While she’s working to develop a view of Massey as a single institution, spread over three New Zealand campuses (Auckland, Palmerston North and Wellington) with a significant distance learning cohort, each campus has its own personality. North Shore, she says, is centred in a rapidly developing part of Auckland, at the forefront of innovation and entrepreneurship. The campus and the area are home to “a lot of really energised and energetic people and organisations focusing in on what will make the North Shore world-class and future-focused”.

“We all know that the digital age is upon us, and education is smack-bang in the sweet spot of that: how we prepare the next generation of leaders; how we work hand-in-glove with businesses and NGOs and government to create ecosystems that lead to social and economic well-being. I think you’re seeing a lot of that proactively in this region.

“With good research, good communication, and good partnerships,” she adds, such as Massey has with Smales Farm, Grow North (a partnership between the university, ATEED and the BNZ managed by Massey University's Knowledge Exchange Hub) and The Wonder Room (a multi-disciplinary space where students solve challenges a community group or business is facing, or bring new ideas to reality), “you can come up with solutions that don’t just solve a problem but that actually take us to the next level.”

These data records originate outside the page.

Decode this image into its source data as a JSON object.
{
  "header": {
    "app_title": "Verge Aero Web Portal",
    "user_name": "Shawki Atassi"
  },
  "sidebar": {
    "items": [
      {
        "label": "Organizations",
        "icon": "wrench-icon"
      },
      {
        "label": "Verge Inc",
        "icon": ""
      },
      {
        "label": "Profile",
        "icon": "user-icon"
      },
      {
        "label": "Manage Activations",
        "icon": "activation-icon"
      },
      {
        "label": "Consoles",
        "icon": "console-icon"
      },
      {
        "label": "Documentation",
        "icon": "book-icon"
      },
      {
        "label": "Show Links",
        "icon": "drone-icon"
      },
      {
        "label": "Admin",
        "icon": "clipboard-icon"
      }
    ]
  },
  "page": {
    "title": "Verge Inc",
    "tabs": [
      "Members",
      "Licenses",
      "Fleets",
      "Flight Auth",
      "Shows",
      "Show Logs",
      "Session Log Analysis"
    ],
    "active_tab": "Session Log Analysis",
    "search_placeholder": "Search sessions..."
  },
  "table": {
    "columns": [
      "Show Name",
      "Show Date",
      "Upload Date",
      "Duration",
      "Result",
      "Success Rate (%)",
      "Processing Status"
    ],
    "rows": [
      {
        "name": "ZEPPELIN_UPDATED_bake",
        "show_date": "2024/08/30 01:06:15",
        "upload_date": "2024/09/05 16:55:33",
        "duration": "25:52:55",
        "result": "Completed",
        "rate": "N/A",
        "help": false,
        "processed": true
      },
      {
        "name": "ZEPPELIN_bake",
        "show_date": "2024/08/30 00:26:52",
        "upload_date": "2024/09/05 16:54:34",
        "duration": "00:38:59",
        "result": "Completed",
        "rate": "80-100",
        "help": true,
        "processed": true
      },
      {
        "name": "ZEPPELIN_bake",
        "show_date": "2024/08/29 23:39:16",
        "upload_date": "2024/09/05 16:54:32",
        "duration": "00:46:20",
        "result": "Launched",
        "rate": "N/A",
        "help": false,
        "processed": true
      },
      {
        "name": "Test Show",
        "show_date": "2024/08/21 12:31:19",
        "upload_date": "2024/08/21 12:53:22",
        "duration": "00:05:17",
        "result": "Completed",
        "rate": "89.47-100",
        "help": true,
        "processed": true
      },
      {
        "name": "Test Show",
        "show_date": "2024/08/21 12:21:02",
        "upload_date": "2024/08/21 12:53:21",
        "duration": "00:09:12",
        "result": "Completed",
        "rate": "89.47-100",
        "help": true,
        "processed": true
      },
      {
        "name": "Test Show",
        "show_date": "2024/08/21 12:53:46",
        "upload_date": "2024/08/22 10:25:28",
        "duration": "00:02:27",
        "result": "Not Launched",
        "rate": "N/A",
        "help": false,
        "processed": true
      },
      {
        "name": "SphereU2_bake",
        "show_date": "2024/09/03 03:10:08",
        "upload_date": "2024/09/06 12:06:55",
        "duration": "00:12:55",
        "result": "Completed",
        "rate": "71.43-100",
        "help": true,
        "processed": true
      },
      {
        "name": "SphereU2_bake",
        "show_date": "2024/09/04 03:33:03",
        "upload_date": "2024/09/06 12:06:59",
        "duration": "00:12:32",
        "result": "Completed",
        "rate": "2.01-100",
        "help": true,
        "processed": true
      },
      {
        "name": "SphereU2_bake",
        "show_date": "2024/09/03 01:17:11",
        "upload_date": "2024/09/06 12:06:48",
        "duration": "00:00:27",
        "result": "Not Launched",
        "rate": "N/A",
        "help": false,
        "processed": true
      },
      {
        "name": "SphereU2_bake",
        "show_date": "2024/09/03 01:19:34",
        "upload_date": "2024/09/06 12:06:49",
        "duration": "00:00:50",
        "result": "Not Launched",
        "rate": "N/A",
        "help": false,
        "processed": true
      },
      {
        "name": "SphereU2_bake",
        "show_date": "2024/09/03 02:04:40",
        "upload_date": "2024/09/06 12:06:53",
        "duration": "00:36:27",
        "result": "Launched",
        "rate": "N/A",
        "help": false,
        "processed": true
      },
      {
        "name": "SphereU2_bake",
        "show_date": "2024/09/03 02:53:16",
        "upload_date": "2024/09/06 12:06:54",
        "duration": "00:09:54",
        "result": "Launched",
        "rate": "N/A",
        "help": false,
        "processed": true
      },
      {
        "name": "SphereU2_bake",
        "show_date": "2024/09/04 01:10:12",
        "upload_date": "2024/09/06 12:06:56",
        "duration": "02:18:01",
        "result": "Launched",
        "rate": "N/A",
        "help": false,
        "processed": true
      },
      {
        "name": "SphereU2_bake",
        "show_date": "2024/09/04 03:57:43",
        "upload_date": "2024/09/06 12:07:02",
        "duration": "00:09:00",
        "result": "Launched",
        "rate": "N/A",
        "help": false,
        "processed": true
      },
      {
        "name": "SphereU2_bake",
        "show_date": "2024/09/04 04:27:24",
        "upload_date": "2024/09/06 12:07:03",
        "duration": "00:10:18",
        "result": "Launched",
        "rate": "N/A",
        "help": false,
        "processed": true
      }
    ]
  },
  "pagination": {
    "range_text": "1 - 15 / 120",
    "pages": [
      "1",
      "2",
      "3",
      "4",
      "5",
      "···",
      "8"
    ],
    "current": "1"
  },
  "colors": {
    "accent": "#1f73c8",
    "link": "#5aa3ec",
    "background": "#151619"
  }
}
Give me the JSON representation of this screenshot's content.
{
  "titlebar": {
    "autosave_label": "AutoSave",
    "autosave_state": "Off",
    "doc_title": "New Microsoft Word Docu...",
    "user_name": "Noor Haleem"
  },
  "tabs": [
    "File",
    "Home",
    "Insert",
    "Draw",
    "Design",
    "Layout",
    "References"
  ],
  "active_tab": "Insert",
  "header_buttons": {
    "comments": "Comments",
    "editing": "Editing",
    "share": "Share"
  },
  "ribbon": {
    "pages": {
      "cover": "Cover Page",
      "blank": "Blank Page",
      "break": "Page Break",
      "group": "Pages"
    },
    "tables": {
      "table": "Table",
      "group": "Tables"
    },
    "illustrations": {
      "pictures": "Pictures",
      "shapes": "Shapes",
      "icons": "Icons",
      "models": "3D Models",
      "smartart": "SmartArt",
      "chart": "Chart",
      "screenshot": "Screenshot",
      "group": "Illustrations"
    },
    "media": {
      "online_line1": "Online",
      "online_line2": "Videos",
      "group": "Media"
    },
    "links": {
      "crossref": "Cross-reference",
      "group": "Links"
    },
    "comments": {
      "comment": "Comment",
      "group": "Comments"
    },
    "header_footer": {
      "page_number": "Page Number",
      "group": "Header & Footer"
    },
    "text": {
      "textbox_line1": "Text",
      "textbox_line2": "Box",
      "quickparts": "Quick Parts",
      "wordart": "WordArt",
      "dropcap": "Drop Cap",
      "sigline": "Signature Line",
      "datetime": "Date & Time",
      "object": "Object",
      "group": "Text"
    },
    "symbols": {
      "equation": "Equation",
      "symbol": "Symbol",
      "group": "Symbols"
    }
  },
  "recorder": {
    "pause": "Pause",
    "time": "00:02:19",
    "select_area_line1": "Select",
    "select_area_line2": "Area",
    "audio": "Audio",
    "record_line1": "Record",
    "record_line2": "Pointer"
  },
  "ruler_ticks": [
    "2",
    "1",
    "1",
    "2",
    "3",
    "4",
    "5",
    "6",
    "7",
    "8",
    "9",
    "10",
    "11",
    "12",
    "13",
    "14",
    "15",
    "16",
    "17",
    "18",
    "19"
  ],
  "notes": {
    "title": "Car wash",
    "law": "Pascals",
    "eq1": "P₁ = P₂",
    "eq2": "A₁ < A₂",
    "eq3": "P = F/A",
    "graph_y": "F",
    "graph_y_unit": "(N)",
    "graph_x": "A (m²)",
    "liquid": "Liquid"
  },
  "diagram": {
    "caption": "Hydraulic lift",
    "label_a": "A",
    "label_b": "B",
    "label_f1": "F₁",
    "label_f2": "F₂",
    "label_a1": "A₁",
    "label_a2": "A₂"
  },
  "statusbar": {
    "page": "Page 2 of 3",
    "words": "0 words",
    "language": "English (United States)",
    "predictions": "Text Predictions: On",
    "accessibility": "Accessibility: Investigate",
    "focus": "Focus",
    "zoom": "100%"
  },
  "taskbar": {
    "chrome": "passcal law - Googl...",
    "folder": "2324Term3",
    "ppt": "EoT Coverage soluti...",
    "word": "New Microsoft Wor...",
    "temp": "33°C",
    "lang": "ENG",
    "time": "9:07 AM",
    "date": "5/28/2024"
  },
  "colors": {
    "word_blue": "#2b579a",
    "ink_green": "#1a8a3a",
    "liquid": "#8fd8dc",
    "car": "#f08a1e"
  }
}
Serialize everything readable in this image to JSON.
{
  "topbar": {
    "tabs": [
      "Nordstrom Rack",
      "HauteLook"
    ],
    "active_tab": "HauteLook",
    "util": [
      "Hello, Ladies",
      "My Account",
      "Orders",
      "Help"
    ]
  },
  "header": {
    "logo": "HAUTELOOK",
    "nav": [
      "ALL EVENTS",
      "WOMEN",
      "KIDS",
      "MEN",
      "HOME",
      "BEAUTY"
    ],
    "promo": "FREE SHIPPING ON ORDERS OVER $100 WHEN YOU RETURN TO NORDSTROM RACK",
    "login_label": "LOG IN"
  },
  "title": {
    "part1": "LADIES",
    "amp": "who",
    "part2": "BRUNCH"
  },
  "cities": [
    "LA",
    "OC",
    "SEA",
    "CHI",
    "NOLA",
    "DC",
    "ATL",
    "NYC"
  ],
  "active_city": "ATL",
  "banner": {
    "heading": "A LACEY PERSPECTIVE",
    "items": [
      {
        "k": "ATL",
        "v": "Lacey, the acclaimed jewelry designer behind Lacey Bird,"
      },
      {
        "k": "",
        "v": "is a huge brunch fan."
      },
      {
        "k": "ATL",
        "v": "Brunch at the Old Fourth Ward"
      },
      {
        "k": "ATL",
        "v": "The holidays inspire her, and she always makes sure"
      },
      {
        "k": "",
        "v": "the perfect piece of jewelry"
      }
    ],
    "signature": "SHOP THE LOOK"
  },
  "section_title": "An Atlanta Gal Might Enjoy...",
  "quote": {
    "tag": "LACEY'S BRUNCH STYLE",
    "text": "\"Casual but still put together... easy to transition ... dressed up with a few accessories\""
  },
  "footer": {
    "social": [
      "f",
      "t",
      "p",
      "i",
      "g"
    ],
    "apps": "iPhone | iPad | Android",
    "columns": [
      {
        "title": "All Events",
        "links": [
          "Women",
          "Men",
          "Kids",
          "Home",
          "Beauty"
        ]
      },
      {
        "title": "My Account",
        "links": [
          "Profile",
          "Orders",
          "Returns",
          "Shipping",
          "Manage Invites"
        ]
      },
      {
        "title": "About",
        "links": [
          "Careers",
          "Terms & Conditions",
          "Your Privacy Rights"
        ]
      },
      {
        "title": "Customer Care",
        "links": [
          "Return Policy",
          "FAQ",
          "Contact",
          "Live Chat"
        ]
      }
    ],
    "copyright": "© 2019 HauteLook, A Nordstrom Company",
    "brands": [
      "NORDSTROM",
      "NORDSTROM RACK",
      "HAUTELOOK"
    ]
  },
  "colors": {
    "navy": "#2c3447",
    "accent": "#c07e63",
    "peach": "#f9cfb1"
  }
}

“There’s a lot of work going on across the university looking at academic programmes to see how these can be made contemporary and future-focussed so our graduates have that capability hard-wired into them.”

Jan is a real believer in the role of education in transforming lives and society. “The Auckland campus is a key strategic part contributing remarkable leadership at the cutting edge of collaboration between academia and community and industry.”

In this context, she adds, Massey’s leadership in the social sciences and humanities, under the leadership of Distinguished Professor Paul Spoonley, has seen the Bachelor of Arts reconceptualised to create graduates with widely transferable skills able to quickly adapt to new ways of thinking.

“I’m very proud of what humanities and social sciences are doing in that space; we work very hard to get cross-college influences; that collision is the future of education. There’s always a need for people with pure and deep knowledge but the success of people in the future will be their ability to work across disciplines, understanding different ways of knowing, problem-solving in groups that have multiple different backgrounds. That’s an important part of the Massey offer.”

She believes that in executing the university’s new strategic plan over the next four years, Massey will continue to enhance its reputation as a university where not only do you get a high quality education for a world of work that you don’t yet know, but where you also can develop entrepreneurial capability.

The new buildings planned for the Auckland campus are an innovation complex, and an addition to the Sir Neil Waters lecture theatre complex. But the growth and development of the Auckland campus as a future-focused hub, with strength across the social sciences and humanities, business, science, and health, is not just about new buildings. Jan is enthusiastic about Massey as a modern university campus driving innovation through “collision and collaboration between students and researchers across different disciplines”. By bringing “smart people together with creative ideas” you get an explosion of ideas, she believes, with students better prepared for jobs and a changing workplace that is unknowable in the present.